When we focus on aspirational Australians, we are trying to encourage them to save. We are thinking about how can we get them to save for their retirement through superannuation, but you have reduced the concessional contribution tax, you have cut the government's super co-contribution—which under the Howard government was $1,500—and you have cut it down to $500. You have basically put another $8 billion of taxes on the superannuation industry. Small business is doing it really tough under the tens and tens of thousands of new regulations that you have imposed. Red tape, green tape, whatever colour tape you want a name it, you have introduced more of that.

There was the $1.4 billion blow out in the computers in schools program. There is a hidden hit list that the minister for education has got in his bottom drawer ready to pull out at a politically opportune time. The so-called Gonski proposal, which is completely unfunded, is part of your $120-billion black hole that this Labor government has when it comes to its finances.

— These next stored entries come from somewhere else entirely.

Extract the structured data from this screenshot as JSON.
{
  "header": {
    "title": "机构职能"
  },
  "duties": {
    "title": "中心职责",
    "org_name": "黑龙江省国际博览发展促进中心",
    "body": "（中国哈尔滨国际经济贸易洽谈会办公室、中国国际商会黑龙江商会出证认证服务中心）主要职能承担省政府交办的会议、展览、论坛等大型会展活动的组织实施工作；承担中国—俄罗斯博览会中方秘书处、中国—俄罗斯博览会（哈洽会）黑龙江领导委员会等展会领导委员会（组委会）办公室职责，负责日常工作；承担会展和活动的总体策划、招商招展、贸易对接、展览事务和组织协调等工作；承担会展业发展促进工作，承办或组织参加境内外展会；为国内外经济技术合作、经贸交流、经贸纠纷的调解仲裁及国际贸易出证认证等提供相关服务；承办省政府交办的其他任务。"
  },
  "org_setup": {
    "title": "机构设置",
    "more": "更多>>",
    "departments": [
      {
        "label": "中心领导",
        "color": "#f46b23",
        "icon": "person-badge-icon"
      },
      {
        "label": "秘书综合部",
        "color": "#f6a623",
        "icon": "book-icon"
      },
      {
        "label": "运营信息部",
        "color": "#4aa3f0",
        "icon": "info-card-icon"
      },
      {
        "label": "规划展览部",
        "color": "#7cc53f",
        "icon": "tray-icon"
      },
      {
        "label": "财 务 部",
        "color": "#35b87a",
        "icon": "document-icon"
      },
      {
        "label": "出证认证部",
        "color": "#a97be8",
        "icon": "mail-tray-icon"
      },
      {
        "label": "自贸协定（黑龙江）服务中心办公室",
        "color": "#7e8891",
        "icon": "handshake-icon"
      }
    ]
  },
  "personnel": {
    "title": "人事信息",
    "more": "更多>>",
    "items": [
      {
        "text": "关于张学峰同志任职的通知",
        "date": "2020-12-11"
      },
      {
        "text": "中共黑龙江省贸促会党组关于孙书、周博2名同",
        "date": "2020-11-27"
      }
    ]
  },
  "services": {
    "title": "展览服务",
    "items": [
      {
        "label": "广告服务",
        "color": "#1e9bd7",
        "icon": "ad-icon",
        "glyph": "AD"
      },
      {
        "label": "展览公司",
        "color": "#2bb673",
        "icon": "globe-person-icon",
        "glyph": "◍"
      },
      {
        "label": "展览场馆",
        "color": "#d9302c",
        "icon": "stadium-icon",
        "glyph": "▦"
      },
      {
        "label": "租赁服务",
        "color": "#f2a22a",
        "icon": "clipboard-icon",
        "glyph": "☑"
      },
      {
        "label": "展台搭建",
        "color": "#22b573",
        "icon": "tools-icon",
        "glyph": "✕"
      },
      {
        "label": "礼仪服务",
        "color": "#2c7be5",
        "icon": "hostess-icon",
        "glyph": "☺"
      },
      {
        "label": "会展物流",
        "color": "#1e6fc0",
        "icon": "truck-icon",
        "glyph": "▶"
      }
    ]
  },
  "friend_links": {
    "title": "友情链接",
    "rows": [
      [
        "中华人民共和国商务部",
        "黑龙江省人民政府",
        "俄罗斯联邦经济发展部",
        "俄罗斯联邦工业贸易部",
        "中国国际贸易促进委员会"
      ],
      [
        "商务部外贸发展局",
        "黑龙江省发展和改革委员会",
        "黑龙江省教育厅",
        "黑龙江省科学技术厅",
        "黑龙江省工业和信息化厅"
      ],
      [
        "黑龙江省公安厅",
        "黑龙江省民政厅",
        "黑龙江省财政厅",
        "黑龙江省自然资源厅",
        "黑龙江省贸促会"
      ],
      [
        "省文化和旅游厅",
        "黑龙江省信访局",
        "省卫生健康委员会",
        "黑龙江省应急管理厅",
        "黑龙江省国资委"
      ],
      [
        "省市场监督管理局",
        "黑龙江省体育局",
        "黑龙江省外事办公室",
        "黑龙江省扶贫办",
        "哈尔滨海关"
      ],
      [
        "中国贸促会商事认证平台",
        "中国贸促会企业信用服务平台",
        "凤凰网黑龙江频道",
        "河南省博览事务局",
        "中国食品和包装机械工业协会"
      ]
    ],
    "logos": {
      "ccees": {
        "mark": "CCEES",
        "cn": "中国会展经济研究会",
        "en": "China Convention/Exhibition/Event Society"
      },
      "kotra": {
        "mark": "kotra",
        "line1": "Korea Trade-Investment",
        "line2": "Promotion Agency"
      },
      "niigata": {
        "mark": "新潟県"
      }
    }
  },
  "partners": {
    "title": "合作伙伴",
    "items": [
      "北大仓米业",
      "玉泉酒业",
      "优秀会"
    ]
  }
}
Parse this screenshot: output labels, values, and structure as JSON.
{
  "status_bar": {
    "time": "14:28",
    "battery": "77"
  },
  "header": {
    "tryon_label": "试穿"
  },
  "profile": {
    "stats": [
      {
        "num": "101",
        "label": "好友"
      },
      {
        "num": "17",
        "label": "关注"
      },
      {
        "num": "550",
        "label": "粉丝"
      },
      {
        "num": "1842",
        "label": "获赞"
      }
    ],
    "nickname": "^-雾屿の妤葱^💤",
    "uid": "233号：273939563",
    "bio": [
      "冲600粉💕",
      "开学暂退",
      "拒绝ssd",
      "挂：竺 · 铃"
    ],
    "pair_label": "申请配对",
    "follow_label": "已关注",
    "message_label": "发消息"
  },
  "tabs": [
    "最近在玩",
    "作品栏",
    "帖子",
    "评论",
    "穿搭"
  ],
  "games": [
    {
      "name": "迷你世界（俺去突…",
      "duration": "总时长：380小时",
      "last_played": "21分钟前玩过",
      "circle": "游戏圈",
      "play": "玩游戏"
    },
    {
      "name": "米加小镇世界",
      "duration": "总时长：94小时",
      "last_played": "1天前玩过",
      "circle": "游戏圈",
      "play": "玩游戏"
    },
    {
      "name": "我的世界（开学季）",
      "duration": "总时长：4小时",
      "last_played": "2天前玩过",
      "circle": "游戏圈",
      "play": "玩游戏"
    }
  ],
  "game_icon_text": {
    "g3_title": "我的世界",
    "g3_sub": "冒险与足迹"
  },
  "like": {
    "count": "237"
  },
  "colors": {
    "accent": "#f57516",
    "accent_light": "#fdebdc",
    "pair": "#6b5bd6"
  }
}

Industrial regulation is a particular interest of mine because I feel that under this Labor government we have a minister for the unions in the member for Maribyrnong. In fact he was called by Kathy Jackson of the HSU 'Dracula in charge of the blood bank'. That is what she called a fellow unionist in the member for Maribyrnong: Dracula in charge of the blood bank. You got rid of the ABCC, the Australian Building and Construction Commission, for an industry which employs 10 per cent of all Victorians, which has done so much to put a cop on the beat, to stamp out lawlessness in this important sector, and you allowed the Greens to come onto the floor of the chamber and propose even more radical amendments.

Jac Nasser, the chairman of BHP, one of Australia's most notable largest companies, used BHP's Queensland coal business as an example of the increase in strikes and industrial disputation. He said there were 3,200 incidents of industrial action last year alone. And that there was an additional 500 notices withdrawing that action given on less than 24 hours notice. In fact the Fair Work Act has seen union power increase in more than 120 areas. This lack of flexibility, this lack of productivity, this increase in militancy is all a result of the increased regulation that the government has overseen in industrial relations.

One of the other big problems of this government is scandals: the Craig Thomson scandal, the AWU scandal, the Peter Slipper scandal. They have reduced the public's confidence in our system. It has been unfortunately a plague on both houses but responsibility has not been on our side of the chamber; it has been on the other side of the chamber. I look at scandals related to the Australian network tender, the pink batts, the set-top boxes, the carbon tax advertising scheme, the border protection failures—more than 30,000 unauthorised arrivals and more than 500 boats. I tell you what is more rehearsed than a kabuki actor: it is not James Ashby, as was referred to by the Ministers for Foreign Affairs; it is this government and its very per poor performance because we all saw it coming.